Meta is preparing to begin production of its latest custom artificial intelligence (AI) chip in September as the company pushes to build more of its AI infrastructure with hardware it designs itself.
The chip, known internally as Iris, marks the next stage of Meta’s long-running effort to reduce its dependence on Nvidia as it spends as much as $145 billion on AI infrastructure this year. Reuters first reported the plans after reviewing an internal company memo.
The new chip is part of Meta Training and Inference Accelerators (MTIA), a family of AI chips built specifically for the company’s data centers. Meta is using them to power the AI systems behind Facebook, Instagram, and its wider portfolio of AI products. The company is working with Broadcom on the chip’s design while Taiwan Semiconductor Manufacturing Company will manufacture it.
A Shift Away From Buying Every AI Chip
Meta remains one of Nvidia’s biggest customers, but the scale of its AI ambitions has made relying almost entirely on outside suppliers increasingly expensive.
According to the internal memo seen by Reuters, Meta expects to deploy seven gigawatts of computing capacity by the end of this year before doubling that to 14 gigawatts in 2027. Supporting infrastructure on that scale requires enormous numbers of AI chips, networking equipment, memory, and storage.
Meta has also reportedly signed long-term supply agreements with companies including Samsung, Sandisk, and Sumitomo Electric to secure key components for its growing data center network.
Building more of its own chips gives Meta greater control over costs and allows it to tailor hardware for its own AI workloads instead of depending entirely on general purpose GPUs.
Why Meta Is Building Its Own Chips
Meta’s push into custom chips comes as the company prepares to spend as much as $145 billion on AI infrastructure this year.
This investment covers new data centers, networking equipment, AI chips, and the computing capacity needed to train and run its AI models.
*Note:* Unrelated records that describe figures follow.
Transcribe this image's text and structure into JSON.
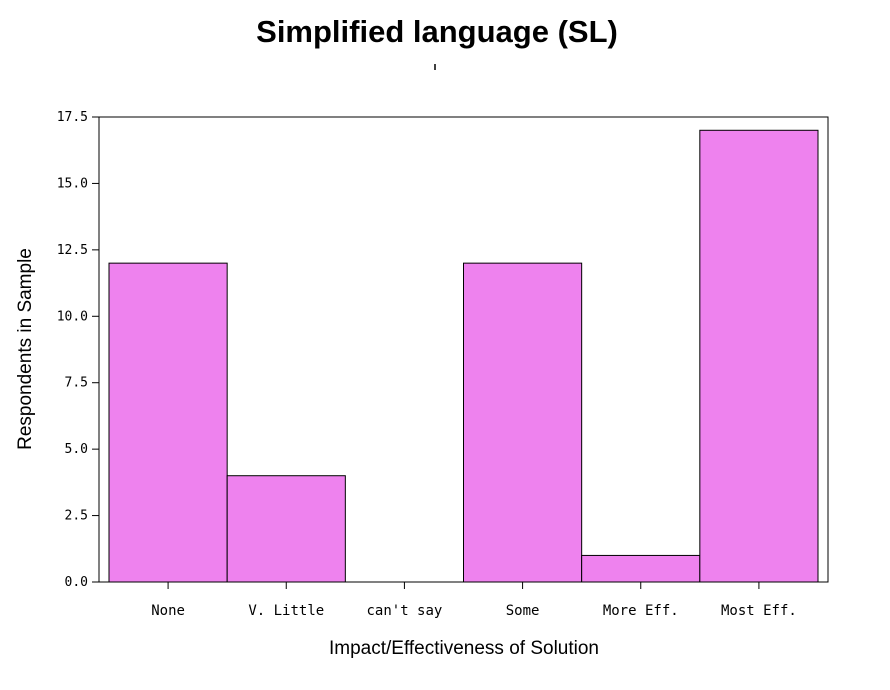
{
  "chart_data": {
    "type": "bar",
    "title": "Simplified language (SL)",
    "xlabel": "Impact/Effectiveness of Solution",
    "ylabel": "Respondents in Sample",
    "categories": [
      "None",
      "V. Little",
      "can't say",
      "Some",
      "More Eff.",
      "Most Eff."
    ],
    "values": [
      12,
      4,
      0,
      12,
      1,
      17
    ],
    "ylim": [
      0,
      17.5
    ],
    "yticks": [
      "0.0",
      "2.5",
      "5.0",
      "7.5",
      "10.0",
      "12.5",
      "15.0",
      "17.5"
    ],
    "grid": false,
    "legend": "none",
    "colors": {
      "bar_fill": "#ee82ee",
      "bar_stroke": "#000000",
      "axis": "#000000"
    }
  }
}
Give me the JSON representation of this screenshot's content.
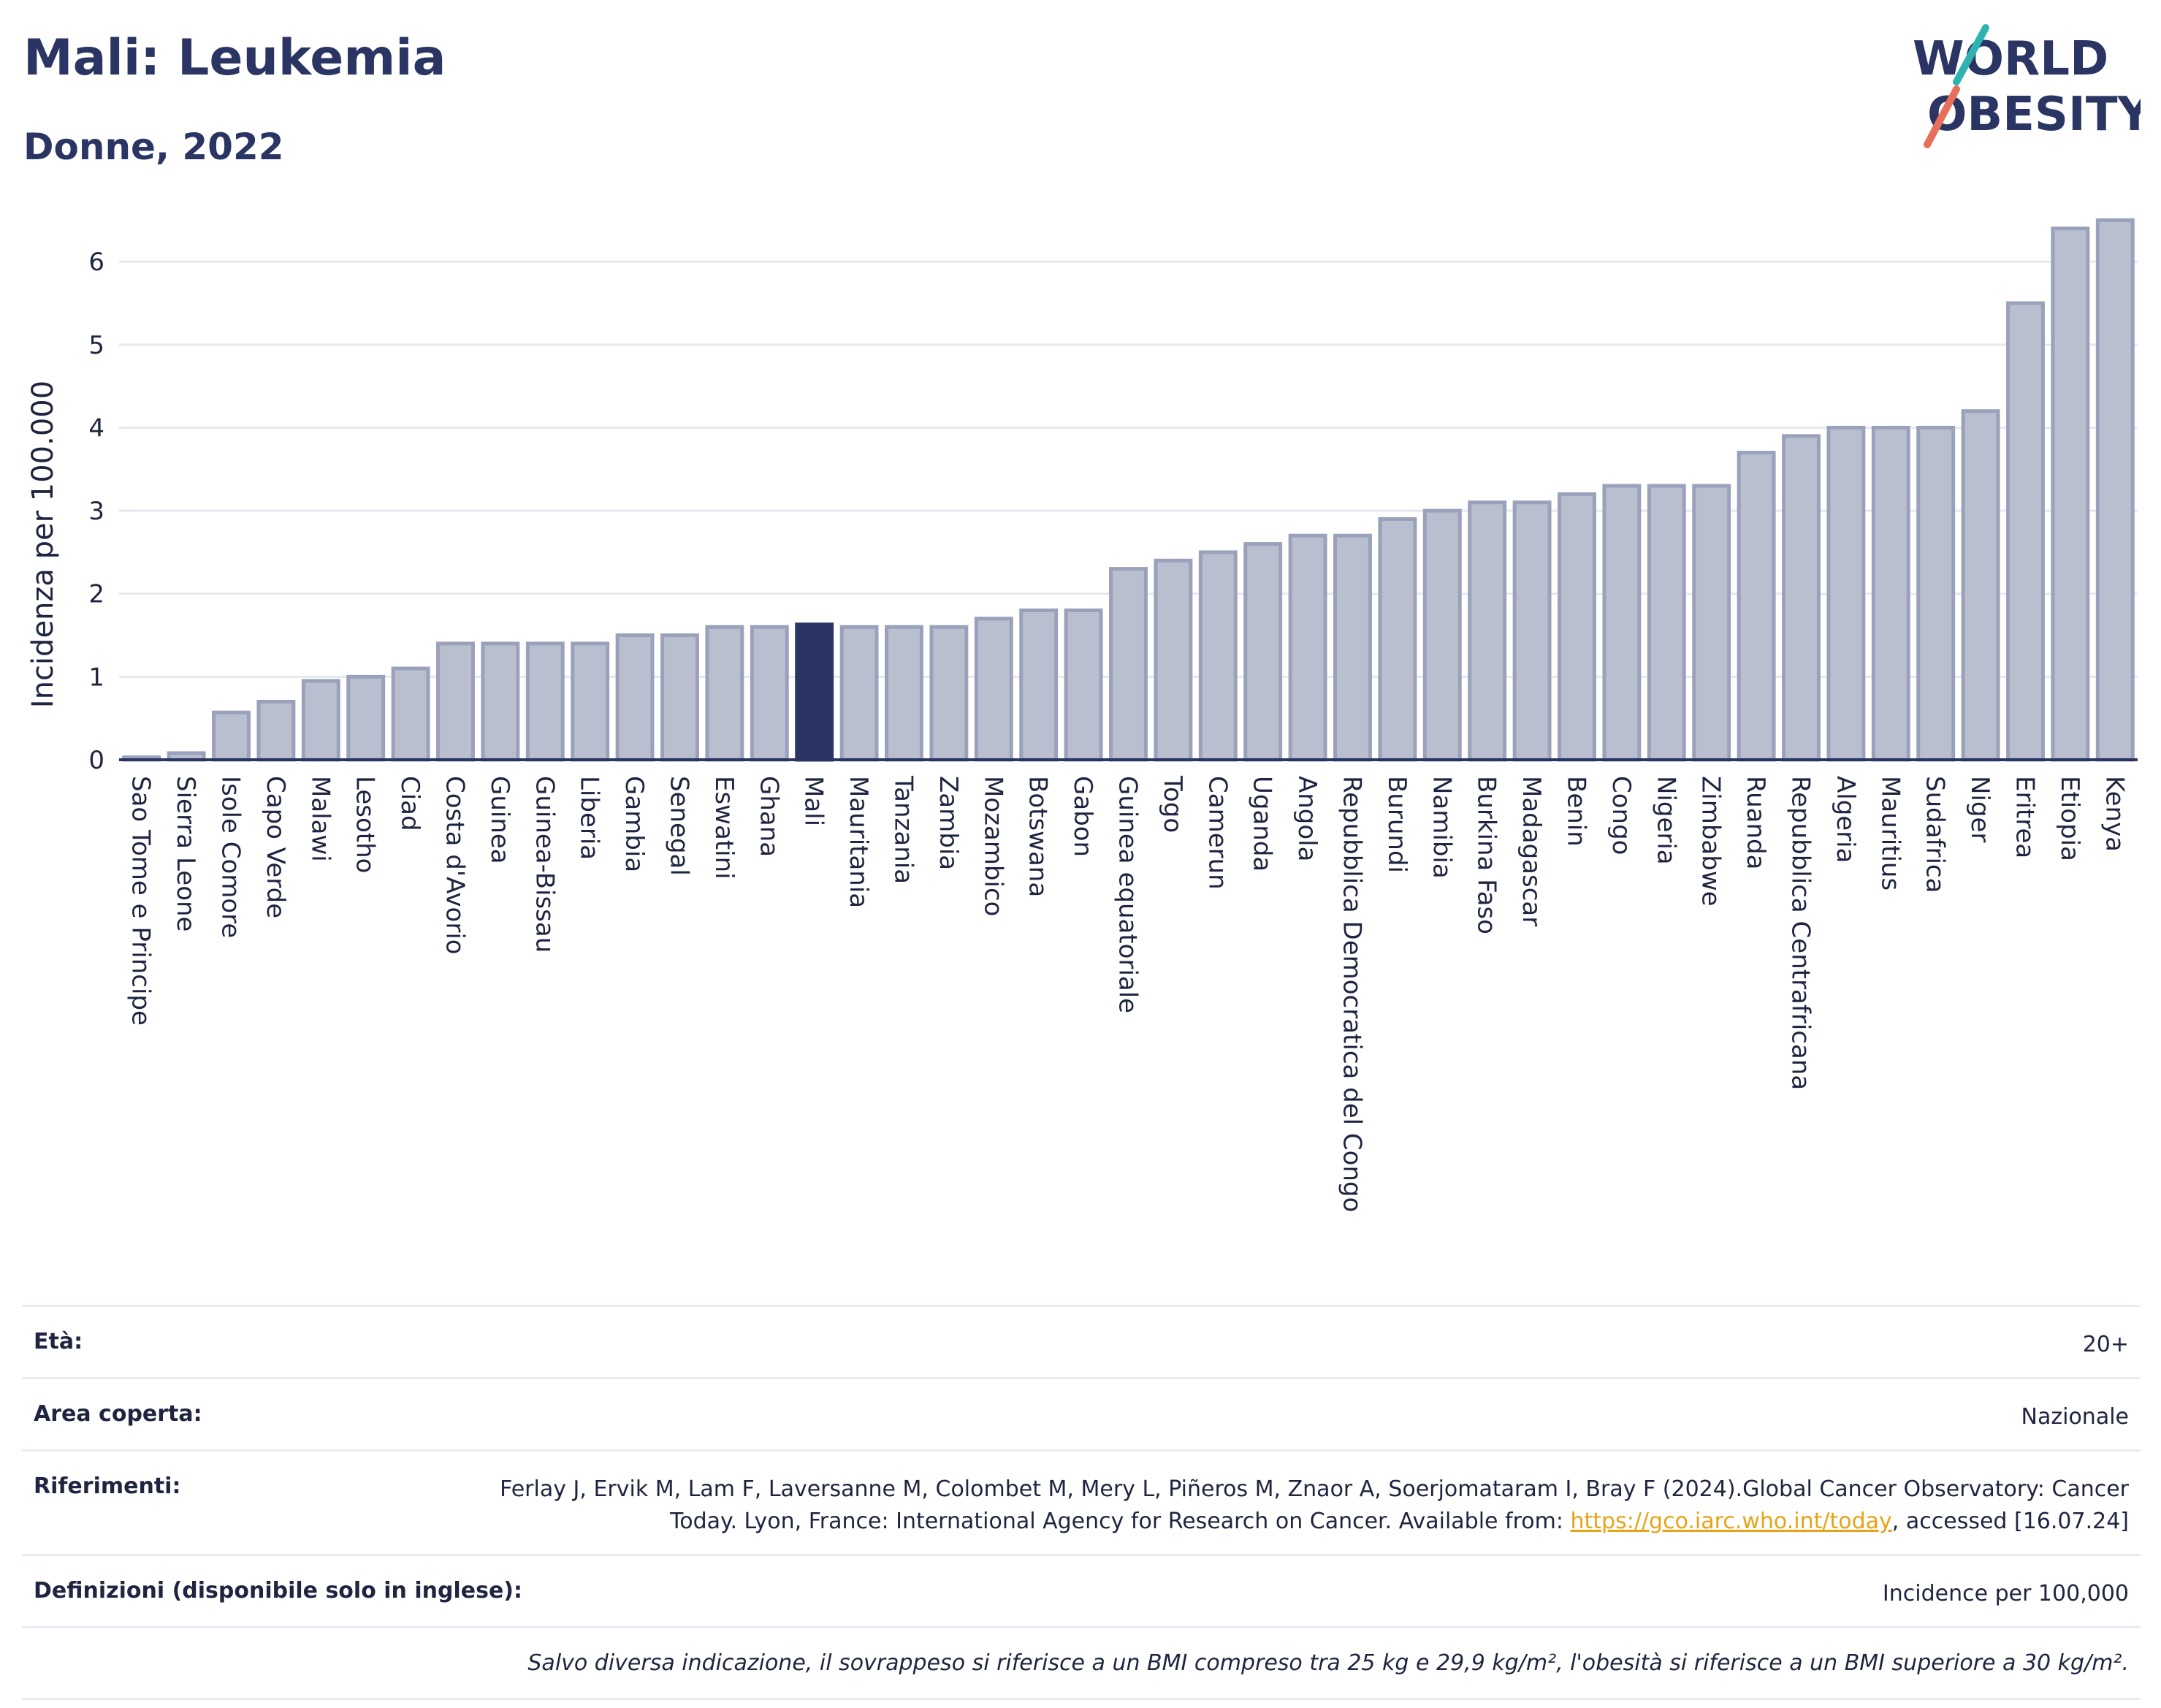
{
  "title": "Mali: Leukemia",
  "subtitle": "Donne, 2022",
  "logo": {
    "line1": "WORLD",
    "line2": "OBESITY"
  },
  "chart_data": {
    "type": "bar",
    "ylabel": "Incidenza per 100.000",
    "ylim": [
      0,
      6.6
    ],
    "yticks": [
      0,
      1,
      2,
      3,
      4,
      5,
      6
    ],
    "grid": true,
    "highlight": "Mali",
    "bar_color": "#b9bfcf",
    "bar_edge_color": "#9aa1ba",
    "highlight_color": "#2a3563",
    "categories": [
      "Sao Tome e Principe",
      "Sierra Leone",
      "Isole Comore",
      "Capo Verde",
      "Malawi",
      "Lesotho",
      "Ciad",
      "Costa d'Avorio",
      "Guinea",
      "Guinea-Bissau",
      "Liberia",
      "Gambia",
      "Senegal",
      "Eswatini",
      "Ghana",
      "Mali",
      "Mauritania",
      "Tanzania",
      "Zambia",
      "Mozambico",
      "Botswana",
      "Gabon",
      "Guinea equatoriale",
      "Togo",
      "Camerun",
      "Uganda",
      "Angola",
      "Repubblica Democratica del Congo",
      "Burundi",
      "Namibia",
      "Burkina Faso",
      "Madagascar",
      "Benin",
      "Congo",
      "Nigeria",
      "Zimbabwe",
      "Ruanda",
      "Repubblica Centrafricana",
      "Algeria",
      "Mauritius",
      "Sudafrica",
      "Niger",
      "Eritrea",
      "Etiopia",
      "Kenya"
    ],
    "values": [
      0.03,
      0.08,
      0.57,
      0.7,
      0.95,
      1.0,
      1.1,
      1.4,
      1.4,
      1.4,
      1.4,
      1.5,
      1.5,
      1.6,
      1.6,
      1.63,
      1.6,
      1.6,
      1.6,
      1.7,
      1.8,
      1.8,
      2.3,
      2.4,
      2.5,
      2.6,
      2.7,
      2.7,
      2.9,
      3.0,
      3.1,
      3.1,
      3.2,
      3.3,
      3.3,
      3.3,
      3.7,
      3.9,
      4.0,
      4.0,
      4.0,
      4.2,
      5.5,
      6.4,
      6.5
    ]
  },
  "info": {
    "age_label": "Età:",
    "age_value": "20+",
    "area_label": "Area coperta:",
    "area_value": "Nazionale",
    "ref_label": "Riferimenti:",
    "ref_text_1": "Ferlay J, Ervik M, Lam F, Laversanne M, Colombet M, Mery L, Piñeros M, Znaor A, Soerjomataram I, Bray F (2024).Global Cancer Observatory: Cancer Today. Lyon, France: International Agency for Research on Cancer. Available from: ",
    "ref_link": "https://gco.iarc.who.int/today",
    "ref_text_2": ", accessed [16.07.24]",
    "def_label": "Definizioni (disponibile solo in inglese):",
    "def_value": "Incidence per 100,000",
    "note": "Salvo diversa indicazione, il sovrappeso si riferisce a un BMI compreso tra 25 kg e 29,9 kg/m², l'obesità si riferisce a un BMI superiore a 30 kg/m²."
  }
}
Meta is also looking for ways to generate returns from that massive buildout.
Earlier this month, it was reported that the company is developing a cloud infrastructure business that would let outside customers buy access to its excess AI computing capacity and AI models.
As such, Meta bringing Iris into production is expected to help Meta reduce the cost of building its AI infrastructure while giving the company greater control over the hardware that powers its growing AI operations.
Iris Is Part Of A Bigger Roadmap
Iris is not a one-off project. It belongs to a four-generation MTIA roadmap that Meta plans to develop in-house, with a new chip generation expected roughly every six months through 2027. The social media giant said earlier this year that the chips follow a modular design approach, allowing engineers to improve them more quickly as AI workloads evolve.
The latest development also represents progress for a program that has faced setbacks over the years. Iris reportedly completed testing in about six weeks without major issues, suggesting Meta’s custom silicon effort is now moving more smoothly than in previous generations.
Nvidia Is Still Part Of Meta’s AI Strategy
This Meta’s move does not mean it is abandoning Nvidia. The company will continue buying large numbers of Nvidia and AMD GPUs because its custom chips are designed to complement existing AI infrastructure rather than replace it completely. In this sense, Iris is intended to work alongside those GPUs as Meta expands its computing capacity.
And as AI infrastructure spending continues to climb across the technology industry, companies are looking for more control over the hardware that powers their models. For Meta, producing Iris is about supporting its growing AI operations while reducing the long-term cost of building them at an unprecedented scale.